When Clackamas County District Attorney John Foote retired Dec. 31, after 20 years in office and more than 30 as a prosecutor, Oregon's criminal justice reformers lost their most determined opponent.

For the past decade, as progressive lawmakers moved to reduce incarceration and decriminalize drugs, Foote made powerful, data-driven arguments in opposition. He produced reports that showed Oregon's criminal justice system focused more on locking up violent felons than nearly any other state and pointed to the stubbornly high rate of recidivism that continued after Oregon shifted to shorter sentences in the 2013 Justice Reinvestment Act.

Foote's parents grew up in Japan, the children of missionaries, and a moral streak ran deep in his conviction that the justice system exists to serve the public and, in particular, victims. Ironically, although Foote, 70, is the grandson, son and brother of ministers, his office's highest-profile prosecutions held to account a fundamentalist Oregon City sect, the Followers of Christ, who allowed several children to die because of their belief in faith healing.

We caught up with Foote for an exit interview in his final days in office. His answers have been edited for brevity and clarity.

Over the past 25 years, crime rates in Oregon and nationally have plummeted. Why?

Contrary to what anyone has to say today, enforcement reduces crime and incarceration reduces crime. Everything else is much less effective. When somebody is in a prison cell, they are not burglarizing your house or stealing your car or committing rapes or murders. The question is, what is the balance we want?
Why do you think Americans incarcerate such a larger percentage of the population than most other Western democracies?
The United States is this incredibly diverse, dynamic and historically violent place. And then we have more wealth and personal freedom than any country, perhaps in human history. When you give a group of humans, a lot of personal freedom and a lot of wealth, there are a lot of stupid things that happen. That's part of it. I also think that the idea of a nuclear family has just just been dismantled in this country.

Criminal justice reformers say incarceration needlessly destroys many inmates' lives. Your response?

When they talk about crime, the advocates often talk about criminals as if they are the victims. It's very alluring. I'm not denying that people who commit crimes also have a human story. But in the crime they committed, they are not the victims. Whatever happened to you is not an excuse for you doing something horrible to somebody else.

There's been a lot of pushback against Oregon's sentencing laws, particularly Measure 11. Your association wrote a report in 2018 that argued for those laws. What was your case?

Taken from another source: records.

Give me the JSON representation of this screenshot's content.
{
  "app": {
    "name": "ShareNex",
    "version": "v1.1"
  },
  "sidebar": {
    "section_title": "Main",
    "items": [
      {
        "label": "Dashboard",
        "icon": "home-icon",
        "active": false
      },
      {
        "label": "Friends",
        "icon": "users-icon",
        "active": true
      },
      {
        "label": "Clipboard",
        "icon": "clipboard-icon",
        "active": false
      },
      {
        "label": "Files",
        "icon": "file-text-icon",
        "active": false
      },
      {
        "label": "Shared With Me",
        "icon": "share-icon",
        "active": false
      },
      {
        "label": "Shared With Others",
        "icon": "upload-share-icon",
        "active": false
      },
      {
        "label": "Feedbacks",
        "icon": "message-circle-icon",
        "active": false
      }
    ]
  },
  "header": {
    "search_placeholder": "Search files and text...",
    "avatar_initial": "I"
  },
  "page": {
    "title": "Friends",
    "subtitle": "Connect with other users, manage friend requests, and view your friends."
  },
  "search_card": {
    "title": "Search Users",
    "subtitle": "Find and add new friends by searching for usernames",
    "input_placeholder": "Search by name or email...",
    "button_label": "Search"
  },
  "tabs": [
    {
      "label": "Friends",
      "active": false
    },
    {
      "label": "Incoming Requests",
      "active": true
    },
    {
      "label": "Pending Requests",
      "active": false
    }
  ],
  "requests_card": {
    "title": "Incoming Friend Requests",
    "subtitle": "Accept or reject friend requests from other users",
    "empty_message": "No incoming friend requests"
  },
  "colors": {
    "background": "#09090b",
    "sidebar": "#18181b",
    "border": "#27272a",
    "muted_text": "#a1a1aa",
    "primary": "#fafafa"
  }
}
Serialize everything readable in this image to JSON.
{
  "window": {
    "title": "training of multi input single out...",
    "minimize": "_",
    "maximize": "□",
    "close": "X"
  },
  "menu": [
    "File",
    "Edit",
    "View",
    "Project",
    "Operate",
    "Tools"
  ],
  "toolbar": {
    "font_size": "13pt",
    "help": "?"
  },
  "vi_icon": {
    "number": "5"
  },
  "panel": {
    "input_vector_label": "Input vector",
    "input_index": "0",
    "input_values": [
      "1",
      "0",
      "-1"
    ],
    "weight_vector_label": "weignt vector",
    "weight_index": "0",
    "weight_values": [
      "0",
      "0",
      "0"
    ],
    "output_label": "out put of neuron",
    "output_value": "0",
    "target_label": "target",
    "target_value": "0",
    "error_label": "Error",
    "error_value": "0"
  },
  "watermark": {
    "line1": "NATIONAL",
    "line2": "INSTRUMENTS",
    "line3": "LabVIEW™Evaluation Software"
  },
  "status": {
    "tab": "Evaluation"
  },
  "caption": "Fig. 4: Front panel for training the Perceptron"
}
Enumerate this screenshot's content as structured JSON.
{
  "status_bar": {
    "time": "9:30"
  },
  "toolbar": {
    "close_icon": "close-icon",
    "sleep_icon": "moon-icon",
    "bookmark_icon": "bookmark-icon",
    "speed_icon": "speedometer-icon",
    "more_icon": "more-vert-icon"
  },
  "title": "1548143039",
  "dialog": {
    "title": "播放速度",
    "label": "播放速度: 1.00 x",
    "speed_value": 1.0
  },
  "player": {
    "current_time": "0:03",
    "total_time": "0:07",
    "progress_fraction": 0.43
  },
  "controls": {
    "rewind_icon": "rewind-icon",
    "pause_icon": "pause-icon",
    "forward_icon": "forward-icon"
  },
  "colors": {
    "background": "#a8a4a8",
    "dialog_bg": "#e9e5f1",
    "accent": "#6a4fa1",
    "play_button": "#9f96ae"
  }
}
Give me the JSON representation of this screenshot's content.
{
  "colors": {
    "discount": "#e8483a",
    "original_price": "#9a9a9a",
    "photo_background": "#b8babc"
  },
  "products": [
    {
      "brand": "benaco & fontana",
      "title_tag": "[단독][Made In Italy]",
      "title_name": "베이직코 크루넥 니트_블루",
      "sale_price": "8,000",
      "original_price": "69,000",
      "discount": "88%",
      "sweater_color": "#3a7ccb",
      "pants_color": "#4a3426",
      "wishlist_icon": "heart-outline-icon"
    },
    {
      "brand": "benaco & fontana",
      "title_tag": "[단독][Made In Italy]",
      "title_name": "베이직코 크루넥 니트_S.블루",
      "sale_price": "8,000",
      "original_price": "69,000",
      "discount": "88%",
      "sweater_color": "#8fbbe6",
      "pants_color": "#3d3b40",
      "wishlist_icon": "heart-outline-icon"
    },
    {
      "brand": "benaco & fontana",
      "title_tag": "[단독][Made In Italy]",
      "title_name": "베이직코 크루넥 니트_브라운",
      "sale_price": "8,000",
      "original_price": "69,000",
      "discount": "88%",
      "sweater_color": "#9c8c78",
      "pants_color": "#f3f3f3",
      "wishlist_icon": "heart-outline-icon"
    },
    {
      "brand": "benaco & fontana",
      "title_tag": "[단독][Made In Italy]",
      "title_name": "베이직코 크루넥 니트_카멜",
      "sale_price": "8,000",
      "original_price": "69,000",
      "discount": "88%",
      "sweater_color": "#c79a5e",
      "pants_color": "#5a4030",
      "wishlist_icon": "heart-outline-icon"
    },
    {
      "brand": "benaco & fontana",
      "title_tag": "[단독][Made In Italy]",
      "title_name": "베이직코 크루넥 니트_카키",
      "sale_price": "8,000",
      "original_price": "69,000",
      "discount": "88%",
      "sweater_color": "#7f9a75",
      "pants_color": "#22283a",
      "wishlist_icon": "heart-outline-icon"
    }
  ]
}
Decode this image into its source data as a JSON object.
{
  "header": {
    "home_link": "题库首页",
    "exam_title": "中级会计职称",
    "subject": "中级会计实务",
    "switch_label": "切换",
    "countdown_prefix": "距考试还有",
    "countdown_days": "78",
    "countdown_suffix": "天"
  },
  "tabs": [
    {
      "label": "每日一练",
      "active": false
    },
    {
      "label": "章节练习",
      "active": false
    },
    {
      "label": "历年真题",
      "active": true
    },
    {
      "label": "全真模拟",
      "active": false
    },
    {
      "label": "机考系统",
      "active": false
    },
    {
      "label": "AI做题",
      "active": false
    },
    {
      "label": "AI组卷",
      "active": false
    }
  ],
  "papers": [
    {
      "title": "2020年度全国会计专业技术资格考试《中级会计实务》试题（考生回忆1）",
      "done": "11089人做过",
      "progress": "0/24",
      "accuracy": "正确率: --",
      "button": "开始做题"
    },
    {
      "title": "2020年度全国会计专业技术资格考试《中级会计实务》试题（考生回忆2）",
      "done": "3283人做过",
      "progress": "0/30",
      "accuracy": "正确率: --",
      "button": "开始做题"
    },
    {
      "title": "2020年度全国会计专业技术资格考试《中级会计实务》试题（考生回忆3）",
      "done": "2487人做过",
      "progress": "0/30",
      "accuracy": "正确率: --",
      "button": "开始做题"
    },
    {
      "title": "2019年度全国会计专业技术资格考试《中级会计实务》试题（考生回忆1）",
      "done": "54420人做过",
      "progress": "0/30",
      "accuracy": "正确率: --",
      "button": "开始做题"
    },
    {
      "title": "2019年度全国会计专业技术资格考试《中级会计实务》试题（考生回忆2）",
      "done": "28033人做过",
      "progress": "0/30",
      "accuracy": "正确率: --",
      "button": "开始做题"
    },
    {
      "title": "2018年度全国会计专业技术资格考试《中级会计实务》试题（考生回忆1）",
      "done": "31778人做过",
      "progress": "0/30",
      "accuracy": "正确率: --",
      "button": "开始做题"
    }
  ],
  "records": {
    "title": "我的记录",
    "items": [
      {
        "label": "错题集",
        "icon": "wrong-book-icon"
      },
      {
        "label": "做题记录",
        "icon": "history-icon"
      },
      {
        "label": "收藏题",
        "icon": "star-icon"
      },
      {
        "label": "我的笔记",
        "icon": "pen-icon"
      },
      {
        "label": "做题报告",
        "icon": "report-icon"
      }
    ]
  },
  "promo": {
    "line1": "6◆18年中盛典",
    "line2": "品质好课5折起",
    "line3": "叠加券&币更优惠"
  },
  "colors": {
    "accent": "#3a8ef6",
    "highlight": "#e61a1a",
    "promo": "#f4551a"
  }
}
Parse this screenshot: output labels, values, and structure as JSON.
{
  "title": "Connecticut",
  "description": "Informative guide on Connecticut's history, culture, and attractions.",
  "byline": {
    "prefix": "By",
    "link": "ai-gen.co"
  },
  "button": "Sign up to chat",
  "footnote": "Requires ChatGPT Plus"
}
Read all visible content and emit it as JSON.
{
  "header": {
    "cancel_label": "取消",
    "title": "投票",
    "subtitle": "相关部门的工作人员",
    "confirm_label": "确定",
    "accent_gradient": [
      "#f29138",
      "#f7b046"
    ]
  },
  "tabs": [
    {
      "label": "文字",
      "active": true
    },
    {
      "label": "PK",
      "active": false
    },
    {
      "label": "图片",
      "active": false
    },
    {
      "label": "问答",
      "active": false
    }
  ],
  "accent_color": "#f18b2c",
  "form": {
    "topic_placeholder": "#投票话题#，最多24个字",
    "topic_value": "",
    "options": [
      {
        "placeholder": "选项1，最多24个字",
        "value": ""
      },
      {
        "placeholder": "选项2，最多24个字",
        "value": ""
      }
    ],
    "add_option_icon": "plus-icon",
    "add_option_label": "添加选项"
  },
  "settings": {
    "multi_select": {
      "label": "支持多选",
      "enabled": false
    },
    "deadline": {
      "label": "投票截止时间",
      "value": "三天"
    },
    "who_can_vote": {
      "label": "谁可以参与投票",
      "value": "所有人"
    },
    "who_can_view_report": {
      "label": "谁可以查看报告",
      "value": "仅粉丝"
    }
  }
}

In Oregon at that time, we had among the highest percentage of any state of its inmates in prison for violent crime. And our incarceration rates were well below the national average. There were tens, or maybe even more, of thousands of victims who those laws saved from violent crimes. We were doing many things right, including giving victims a much more powerful voice in the system.

We were completely out of balance before the voters and victims started pushing for reforms. And that I think is what caused the drop in crime. Some people say poverty causes crime. There's just no statistical evidence to show that's true. So what does drive crime? It's impulsive acts, it's anti-social thinking, and it's the lack of enforcement and no fear of consequences.

If you are right, why have anti-incarceration advocates won the day in Oregon?

I think that the vast majority of people don't know the world of crime, what it's really like and how it impacts victims. And they are very susceptible to platitudes about easy solutions that ease their conscience about having prisons. I mean, these advocates never use the words "crime victim."

So do you think that the people who have pushed against that balance were lulled into a false sense of security by the success of the system?

People taken for granted that things have been so much better. But I think there's more to it than that. People decide what they believe And then they look for facts to support what they believe, not the other way around. And in my profession, we don't do it that way. We decide what evidence we have before we decide what we can prove. And you see that in criminal justice, these ideologues, they believe certain things. And if the evidence doesn't back up what they're saying, they either manipulate the evidence or they don't talk about it. For instance, if you look at what's happened since Justice Reinvestment Act passed in 2013, guess what has gone up? Recidivism.

Your office's most famous cases involve prosecuting the Followers of Christ for the deaths of several children. What happened?  

I am not an enemy of religion. This was not about faith. This was about children. When I took office, I heard about the deaths. And I knew that it had never been prosecuted and that the church up there believed authorities were not going to do anything. So I asked my chief deputy, Greg Horner, to meet with the leadership and warn them that that was no longer true.

These were unique criminal cases. When the medical examiner and law enforcement would show up at the scene, it could be 50 to 150 people in the house and nothing would be preserved. Second, everyone who was interviewed would say: The child exhibited no symptoms before dying. But, of course, they were all there praying over the child because they knew the child was dying.